Sensitive that fuel price increases will add to widespread resentment, Howard has gone to lengths to allay public concern. Late last month, he said that he was “concerned about the flow-on effects” of soaring petrol prices but called on people “not to panic”. Dismissing expert opinion and mounting evidence to the contrary, he declared people should “not assume that all goods would be more expensive”.

The government has attempted to deny responsibility by claiming “where oil prices are influenced by international events... there’s not a much the Australian government can do”. Most people are well aware, however, that Australia’s four main oil companies—Caltex, Mobil, Shell and BP—continue to make massive profits and that the government itself rakes in an estimated $13 billion annually from its 38 cents a litre petrol excise. The GST accounts for another 11 cents a litre of fuel prices.

Moreover, there is growing evidence of profiteering and “price gouging,” which is prompting calls for the government to intervene. Motoring organisation RACT’s chief engineer Doug Ling pointed out that while the price of crude oil fell slightly from $US67.52 a barrel on August 25 to $US66.23 on September 29, the average price of a litre of unleaded petrol in Tasmania leapt by 9 cents during that period.

On the eve of an emergency fuel summit called by the NRMA last month, NRMA president Alan Evans said oil producers had increased refinery margins threefold in just two months—from 5 cents to 17 cents a litre—pushing up the price to retailers. Far from rebuffing the charge, Shell chairman Tim Warren boasted to the media that in the area of refining the “petrol companies are enjoying a rich year this year”.

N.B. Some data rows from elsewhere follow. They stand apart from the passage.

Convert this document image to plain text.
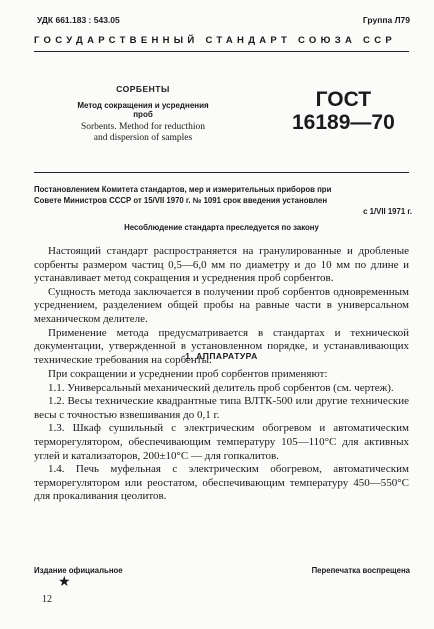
УДК 661.183 : 543.05	Группа Л79
ГОСУДАРСТВЕННЫЙ СТАНДАРТ СОЮЗА ССР
СОРБЕНТЫ
Метод сокращения и усреднения проб
Sorbents. Method for reducthion
and dispersion of samples
ГОСТ
16189—70
Постановлением Комитета стандартов, мер и измерительных приборов при
Совете Министров СССР от 15/VII 1970 г. № 1091 срок введения установлен
с 1/VII 1971 г.
Несоблюдение стандарта преследуется по закону

Настоящий стандарт распространяется на гранулированные и дробленые сорбенты размером частиц 0,5—6,0 мм по диаметру и до 10 мм по длине и устанавливает метод сокращения и усреднения проб сорбентов.

Сущность метода заключается в получении проб сорбентов одновременным усреднением, разделением общей пробы на равные части в универсальном механическом делителе.

Применение метода предусматривается в стандартах и технической документации, утвержденной в установленном порядке, и устанавливающих технические требования на сорбенты.

1. АППАРАТУРА

При сокращении и усреднении проб сорбентов применяют:

1.1. Универсальный механический делитель проб сорбентов (см. чертеж).

1.2. Весы технические квадрантные типа ВЛТК-500 или другие технические весы с точностью взвешивания до 0,1 г.

1.3. Шкаф сушильный с электрическим обогревом и автоматическим терморегулятором, обеспечивающим температуру 105—110°С для активных углей и катализаторов, 200±10°С — для гопкалитов.

1.4. Печь муфельная с электрическим обогревом, автоматическим терморегулятором или реостатом, обеспечивающим температуру 450—550°С для прокаливания цеолитов.

Издание официальное	Перепечатка воспрещена
★
12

The NRMA fuel summit was attended by more than 40 representatives of interests groups, including the Service Stations Association, Tourism Task Force and Australian Fleet Managers. It called on the government to instruct the Australian Competition and Consumers Commission (ACCC) to investigate how oil companies set refinery prices, to reinstate a system of national fuel price monitoring and to make all parties receiving petrol revenue, including the oil companies, service stations and government, “more accountable”.

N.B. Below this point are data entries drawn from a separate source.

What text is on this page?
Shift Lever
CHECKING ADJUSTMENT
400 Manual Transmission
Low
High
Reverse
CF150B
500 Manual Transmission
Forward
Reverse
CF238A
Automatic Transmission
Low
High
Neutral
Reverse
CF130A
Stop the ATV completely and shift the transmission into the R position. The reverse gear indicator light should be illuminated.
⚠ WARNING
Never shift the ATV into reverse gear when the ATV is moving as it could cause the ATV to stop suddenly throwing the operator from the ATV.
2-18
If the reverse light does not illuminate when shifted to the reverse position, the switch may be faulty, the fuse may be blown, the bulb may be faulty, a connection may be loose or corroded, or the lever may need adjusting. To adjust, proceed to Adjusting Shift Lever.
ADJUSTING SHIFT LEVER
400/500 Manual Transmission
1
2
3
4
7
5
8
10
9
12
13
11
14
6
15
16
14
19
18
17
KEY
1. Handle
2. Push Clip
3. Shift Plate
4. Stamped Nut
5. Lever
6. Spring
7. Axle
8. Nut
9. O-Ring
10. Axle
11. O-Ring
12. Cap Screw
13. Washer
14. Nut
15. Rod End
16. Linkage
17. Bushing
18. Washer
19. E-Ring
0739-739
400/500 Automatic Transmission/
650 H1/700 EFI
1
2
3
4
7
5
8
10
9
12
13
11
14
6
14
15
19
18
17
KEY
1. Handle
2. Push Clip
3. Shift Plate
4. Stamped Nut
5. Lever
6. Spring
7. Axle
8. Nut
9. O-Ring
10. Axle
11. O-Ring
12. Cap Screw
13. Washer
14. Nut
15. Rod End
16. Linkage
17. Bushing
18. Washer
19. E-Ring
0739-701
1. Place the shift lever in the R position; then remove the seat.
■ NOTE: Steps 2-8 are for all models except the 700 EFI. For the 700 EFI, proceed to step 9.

While the government—ever sensitive to the needs of the oil giants—dismissed the NRMA’s call, it was forced to abandon plans to raise the petrol excise by early next year. The issue became more explosive after the media revealed that the $420 million in increased excise would be handed to the oil companies to “encourage them to produce environmentally friendly fuels”. Howard rejected calls to use the budget surplus to reduce the present petrol excise, saying “once a tax is reduced... there is a near 100 percent resistance to it going up again.”

Howard has attempted to divert concerns over petrol prices with a plan to require the use of bio-fuels such as ethanol produced from the fermentation and distillation of sugar cane. He was hoping to kill several birds with one stone: to placate both drivers and rural interests represented by his National Party coalition partner. Ethanol producers such as the Manildra Group have been pushing for a mandatory 10 percent ethanol blend in all petrol, which would prove a boon for sugar cane farmers, angry that their interests were sacrificed in negotiations for last year’s US-Australia trade agreement.

In the wake of the NRMA fuel summit, the government called its own fuel conference attended by representatives of the four oil companies and the ACCC. The only proposal to emerge was a vague agreement by the oil companies to set a target of marketing 350 million litres of ethanol biofuel by 2010. At just over 1 percent of Australia’s fuel consumption, even Howard was forced to admit: “It will have little, if any impact on petrol prices”.

For now, Howard appears to have been able to brush the issue aside. But high oil prices are one more factor undermining the relative economic stability on which his government has rested since 1996. Westpac’s survey of consumer sentiment, which fell 13.3 percent and registered its lowest level in two years in September, is an indicator of slowing consumer spending that will impact on manufacturing, construction and retail. Any economic downturn will immediately multiply the political problems facing the government.